I built a Python web scraper to collect public Reddit posts containing specific keywords from these families, such as miss, need, help, safe, trust, changed, and gone. This created a dataset stored as a JSON file, which I could then read into my main creative code, written in openFrameworks.


The goal was not to expose individual stories, but to treat the language of affection as data — to visualise emotional trends without violating privacy. These fragments of text became the generative seed that shaped the work’s sound and visuals, translating human feeling into code.


Building the Visual System


Performance was key. Rendering this much data on the CPU would have been too slow, so I turned to the GPU, writing a fragment shader to handle the visuals. I wanted the result to be hypnotic — a flowing, rhythmic pattern that pulsed and evolved as new data appeared.


Each event from the dataset altered the system’s colour, motion, and texture. As one emotional family surged — longing, for instance — the visuals shifted colour and moved closer together. When grief spiked, the palette would change and slow down. These transitions were subtle but continuous, creating a sense of something living and breathing like a machine dreaming of connection.

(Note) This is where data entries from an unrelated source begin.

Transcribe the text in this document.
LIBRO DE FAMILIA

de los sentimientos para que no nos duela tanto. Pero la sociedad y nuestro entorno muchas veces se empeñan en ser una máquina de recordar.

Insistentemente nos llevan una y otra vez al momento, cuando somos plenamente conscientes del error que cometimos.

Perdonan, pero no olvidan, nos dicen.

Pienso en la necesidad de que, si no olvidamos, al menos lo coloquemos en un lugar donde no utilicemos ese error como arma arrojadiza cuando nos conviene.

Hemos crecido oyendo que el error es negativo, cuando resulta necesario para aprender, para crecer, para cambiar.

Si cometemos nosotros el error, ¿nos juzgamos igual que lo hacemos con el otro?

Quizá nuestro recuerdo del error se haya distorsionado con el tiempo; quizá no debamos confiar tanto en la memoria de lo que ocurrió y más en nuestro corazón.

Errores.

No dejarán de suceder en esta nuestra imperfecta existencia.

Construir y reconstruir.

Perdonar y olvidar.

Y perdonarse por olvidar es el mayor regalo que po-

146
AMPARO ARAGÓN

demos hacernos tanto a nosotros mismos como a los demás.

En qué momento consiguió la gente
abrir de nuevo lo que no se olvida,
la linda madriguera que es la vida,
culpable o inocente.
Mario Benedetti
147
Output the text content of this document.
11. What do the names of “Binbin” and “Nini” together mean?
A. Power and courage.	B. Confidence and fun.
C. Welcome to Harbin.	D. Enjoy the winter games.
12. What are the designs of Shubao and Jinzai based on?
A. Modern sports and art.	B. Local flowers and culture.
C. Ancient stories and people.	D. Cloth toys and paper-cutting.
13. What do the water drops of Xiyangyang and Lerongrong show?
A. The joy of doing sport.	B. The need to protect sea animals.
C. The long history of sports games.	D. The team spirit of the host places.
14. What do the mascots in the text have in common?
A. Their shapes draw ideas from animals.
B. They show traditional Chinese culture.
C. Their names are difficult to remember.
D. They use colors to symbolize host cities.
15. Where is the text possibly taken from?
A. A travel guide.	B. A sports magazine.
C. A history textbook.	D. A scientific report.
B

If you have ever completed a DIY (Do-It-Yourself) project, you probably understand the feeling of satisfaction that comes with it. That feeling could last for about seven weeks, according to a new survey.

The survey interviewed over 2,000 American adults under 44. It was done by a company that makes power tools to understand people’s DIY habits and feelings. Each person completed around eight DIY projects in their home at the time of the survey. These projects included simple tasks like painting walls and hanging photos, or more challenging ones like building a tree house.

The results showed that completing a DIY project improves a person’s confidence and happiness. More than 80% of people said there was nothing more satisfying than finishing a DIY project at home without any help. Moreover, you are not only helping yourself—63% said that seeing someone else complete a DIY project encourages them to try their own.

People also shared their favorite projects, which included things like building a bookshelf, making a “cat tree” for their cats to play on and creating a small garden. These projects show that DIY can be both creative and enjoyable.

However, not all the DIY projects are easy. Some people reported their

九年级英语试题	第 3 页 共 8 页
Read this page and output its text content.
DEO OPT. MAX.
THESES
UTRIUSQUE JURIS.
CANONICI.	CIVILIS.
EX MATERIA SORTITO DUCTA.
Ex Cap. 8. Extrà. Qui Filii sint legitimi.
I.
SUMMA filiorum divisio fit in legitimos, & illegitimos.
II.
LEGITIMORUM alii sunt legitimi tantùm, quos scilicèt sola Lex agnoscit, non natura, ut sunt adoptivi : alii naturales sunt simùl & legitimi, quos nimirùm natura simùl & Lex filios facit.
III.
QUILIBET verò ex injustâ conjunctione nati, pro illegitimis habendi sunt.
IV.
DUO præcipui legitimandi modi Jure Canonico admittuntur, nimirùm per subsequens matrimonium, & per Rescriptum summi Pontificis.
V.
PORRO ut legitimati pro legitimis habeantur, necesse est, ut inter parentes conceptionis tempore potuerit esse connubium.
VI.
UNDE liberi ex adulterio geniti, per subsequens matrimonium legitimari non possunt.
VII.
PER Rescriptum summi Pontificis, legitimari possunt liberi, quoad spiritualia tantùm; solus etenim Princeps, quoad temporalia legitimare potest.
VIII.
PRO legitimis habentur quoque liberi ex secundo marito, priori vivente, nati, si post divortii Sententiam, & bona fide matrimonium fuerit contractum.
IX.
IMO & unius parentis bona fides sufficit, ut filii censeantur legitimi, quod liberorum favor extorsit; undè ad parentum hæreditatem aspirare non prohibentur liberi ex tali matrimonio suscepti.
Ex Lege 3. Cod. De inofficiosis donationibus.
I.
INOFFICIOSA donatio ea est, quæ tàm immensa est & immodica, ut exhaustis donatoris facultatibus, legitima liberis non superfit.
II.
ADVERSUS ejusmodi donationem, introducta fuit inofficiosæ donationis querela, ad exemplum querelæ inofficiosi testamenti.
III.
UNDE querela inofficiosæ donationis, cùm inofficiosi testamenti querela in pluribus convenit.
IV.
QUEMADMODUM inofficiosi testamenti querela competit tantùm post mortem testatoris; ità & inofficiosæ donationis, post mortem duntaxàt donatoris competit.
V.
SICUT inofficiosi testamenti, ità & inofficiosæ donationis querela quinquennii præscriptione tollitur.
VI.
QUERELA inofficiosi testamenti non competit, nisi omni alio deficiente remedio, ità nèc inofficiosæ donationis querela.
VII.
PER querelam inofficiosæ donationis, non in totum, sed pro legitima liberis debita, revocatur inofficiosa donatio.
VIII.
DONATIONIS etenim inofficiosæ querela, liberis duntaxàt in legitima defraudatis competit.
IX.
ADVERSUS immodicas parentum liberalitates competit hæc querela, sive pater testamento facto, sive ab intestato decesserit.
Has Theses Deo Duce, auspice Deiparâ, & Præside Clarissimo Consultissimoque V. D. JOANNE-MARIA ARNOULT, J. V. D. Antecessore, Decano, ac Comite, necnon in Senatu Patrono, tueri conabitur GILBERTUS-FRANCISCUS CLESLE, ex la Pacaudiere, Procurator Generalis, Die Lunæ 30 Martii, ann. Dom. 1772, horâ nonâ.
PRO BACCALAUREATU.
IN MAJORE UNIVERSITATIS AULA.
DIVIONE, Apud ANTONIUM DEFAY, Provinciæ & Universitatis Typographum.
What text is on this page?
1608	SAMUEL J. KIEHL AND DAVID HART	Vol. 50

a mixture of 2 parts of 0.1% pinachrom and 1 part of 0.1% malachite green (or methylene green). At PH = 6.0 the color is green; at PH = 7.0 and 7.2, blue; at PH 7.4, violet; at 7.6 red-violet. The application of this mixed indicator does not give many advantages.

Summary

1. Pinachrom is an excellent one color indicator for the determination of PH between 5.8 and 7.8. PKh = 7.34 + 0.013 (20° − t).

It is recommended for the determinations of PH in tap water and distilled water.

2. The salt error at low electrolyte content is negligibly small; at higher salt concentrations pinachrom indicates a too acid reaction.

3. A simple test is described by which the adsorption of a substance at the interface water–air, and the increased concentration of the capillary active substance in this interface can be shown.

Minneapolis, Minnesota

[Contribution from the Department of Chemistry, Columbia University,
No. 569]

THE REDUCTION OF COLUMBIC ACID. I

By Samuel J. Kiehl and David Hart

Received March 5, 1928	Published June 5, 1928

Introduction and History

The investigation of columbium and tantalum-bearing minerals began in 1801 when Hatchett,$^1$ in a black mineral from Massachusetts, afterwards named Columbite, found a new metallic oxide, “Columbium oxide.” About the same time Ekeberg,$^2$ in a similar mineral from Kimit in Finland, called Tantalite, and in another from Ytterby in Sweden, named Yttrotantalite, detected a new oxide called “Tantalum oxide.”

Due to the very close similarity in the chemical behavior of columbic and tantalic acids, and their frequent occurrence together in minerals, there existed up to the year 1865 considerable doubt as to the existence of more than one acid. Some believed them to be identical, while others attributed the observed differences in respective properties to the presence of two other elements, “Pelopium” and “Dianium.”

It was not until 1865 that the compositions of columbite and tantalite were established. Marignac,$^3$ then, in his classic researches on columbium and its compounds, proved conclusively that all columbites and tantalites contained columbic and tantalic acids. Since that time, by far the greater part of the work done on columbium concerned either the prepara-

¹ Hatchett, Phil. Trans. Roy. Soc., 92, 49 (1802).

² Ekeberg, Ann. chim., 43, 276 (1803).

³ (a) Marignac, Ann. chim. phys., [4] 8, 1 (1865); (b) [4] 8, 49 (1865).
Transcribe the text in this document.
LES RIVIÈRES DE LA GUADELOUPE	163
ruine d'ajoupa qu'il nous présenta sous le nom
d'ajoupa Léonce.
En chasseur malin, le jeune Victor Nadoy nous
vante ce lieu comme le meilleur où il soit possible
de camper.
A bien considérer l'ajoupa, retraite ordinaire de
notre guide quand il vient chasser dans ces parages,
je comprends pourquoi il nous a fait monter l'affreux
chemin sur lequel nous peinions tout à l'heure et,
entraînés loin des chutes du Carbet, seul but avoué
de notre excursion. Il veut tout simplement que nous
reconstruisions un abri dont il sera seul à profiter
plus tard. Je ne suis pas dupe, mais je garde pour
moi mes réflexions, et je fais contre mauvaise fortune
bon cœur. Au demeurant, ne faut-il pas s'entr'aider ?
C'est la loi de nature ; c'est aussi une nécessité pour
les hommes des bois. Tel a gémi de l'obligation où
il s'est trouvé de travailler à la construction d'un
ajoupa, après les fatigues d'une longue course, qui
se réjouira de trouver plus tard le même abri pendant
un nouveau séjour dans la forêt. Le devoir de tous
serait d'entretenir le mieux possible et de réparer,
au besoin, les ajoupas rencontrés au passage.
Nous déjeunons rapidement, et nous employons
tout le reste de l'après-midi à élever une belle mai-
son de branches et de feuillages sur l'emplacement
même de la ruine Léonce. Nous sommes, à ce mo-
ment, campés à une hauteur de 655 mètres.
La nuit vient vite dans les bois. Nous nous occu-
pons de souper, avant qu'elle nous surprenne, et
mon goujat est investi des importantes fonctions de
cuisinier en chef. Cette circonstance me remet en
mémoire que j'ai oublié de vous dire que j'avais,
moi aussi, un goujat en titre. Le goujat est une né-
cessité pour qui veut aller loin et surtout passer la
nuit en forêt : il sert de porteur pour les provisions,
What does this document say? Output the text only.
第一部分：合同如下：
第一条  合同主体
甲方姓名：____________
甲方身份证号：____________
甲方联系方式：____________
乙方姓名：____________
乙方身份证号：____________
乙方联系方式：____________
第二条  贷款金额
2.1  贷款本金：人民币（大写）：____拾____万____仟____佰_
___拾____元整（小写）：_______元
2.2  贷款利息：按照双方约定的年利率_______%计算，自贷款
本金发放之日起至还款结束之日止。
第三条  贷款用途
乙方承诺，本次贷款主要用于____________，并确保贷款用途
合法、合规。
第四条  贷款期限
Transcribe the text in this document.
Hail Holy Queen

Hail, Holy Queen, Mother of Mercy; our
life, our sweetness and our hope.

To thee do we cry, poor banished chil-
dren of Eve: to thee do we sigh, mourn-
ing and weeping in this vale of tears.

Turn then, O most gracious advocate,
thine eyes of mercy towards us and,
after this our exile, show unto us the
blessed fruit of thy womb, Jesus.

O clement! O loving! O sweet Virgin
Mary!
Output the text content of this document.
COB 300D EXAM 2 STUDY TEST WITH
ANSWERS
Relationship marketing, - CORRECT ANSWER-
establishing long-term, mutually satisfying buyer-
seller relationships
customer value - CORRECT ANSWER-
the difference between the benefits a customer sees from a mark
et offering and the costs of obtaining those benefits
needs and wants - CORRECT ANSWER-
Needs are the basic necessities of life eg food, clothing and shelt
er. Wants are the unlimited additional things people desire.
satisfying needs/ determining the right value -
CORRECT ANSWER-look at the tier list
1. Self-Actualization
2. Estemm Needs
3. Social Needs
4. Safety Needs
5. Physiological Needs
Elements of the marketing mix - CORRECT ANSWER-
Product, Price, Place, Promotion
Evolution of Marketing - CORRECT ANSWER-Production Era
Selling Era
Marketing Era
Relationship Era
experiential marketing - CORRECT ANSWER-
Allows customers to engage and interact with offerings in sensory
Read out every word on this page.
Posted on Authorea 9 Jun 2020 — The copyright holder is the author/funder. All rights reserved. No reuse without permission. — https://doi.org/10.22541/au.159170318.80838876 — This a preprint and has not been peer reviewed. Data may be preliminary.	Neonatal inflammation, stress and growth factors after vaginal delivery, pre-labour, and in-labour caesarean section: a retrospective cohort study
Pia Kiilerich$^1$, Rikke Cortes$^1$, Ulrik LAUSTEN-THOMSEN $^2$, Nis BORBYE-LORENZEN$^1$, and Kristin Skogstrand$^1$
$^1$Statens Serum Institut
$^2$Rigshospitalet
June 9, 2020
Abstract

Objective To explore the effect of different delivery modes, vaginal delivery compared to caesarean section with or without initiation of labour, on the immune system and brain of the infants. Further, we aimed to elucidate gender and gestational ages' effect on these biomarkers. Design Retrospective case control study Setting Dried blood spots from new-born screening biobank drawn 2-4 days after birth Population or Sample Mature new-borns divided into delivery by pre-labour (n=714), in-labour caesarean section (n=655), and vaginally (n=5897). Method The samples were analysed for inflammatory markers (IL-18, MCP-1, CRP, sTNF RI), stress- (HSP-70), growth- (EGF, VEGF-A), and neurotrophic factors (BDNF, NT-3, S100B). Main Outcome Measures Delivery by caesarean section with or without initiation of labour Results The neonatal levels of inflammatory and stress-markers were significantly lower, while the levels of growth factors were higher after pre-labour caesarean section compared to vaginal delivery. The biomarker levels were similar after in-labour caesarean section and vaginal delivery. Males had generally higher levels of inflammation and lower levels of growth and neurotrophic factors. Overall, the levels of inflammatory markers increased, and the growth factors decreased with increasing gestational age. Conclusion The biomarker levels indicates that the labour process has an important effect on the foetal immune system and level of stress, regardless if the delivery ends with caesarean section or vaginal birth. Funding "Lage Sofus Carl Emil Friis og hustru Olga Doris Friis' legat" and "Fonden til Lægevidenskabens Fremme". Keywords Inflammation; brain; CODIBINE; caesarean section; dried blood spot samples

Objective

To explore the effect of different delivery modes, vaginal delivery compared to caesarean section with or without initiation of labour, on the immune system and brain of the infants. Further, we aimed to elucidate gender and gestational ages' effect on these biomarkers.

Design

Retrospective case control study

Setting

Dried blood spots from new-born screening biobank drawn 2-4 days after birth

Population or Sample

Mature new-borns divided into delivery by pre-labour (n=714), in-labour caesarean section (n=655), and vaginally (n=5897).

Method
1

The process demanded precision: testing grid resolutions, refining smoothing functions, and choosing colours that resonated emotionally while maintaining aesthetic cohesion. (There are, it turns out, many kinds of grey.) Small decisions accumulated into a visual language that could carry the weight of the theme — beautiful, but uneasy.


The Sound of Synthetic Affection


To accompany the visuals, I composed a soundscape using ofxMaxim, an audio add-on for openFrameworks. I began with the simplest elements: sine and square waves at fundamental frequencies — 440 Hz, 220 Hz — and used modulation, filtering, and duration to sculpt tone and rhythm.


The result was a meditative but slightly disquieting glitch-wave texture: repeating, evolving, yet emotionally ambiguous. The sound, like the relationship it represented, was both soothing and unsettling. The sounds are meditative, drawing the listener in and providing a sonic focus for the work.


Exhibition and Reflection


alwaysOn was exhibited as part of the Out of Sight, Out of Mind exhibition in Edinburgh (October–November 2025). Visitors described it as strangely moving: a work that felt simultaneously alive and empty. It was intimate yet detached.


For me, alwaysOn became a meditation on what happens when care becomes code. It’s about how easily we slip into the illusion of connection and how language, even the simplest “I miss you", can be engineered to feel genuine.


Closing Thoughts


We live in a time when affection can be automated and attention monetised. alwaysOn isn’t a rejection of that reality, but a mirror held up to it. The work asks what it means to be human in the age of simulated empathy.


In the end, it’s not just about technology. It’s about longing and our endless need to be seen, heard, remembered. It is about what happens when we let machines fill that space. When intimacy becomes a commodity, no one ever truly switches off.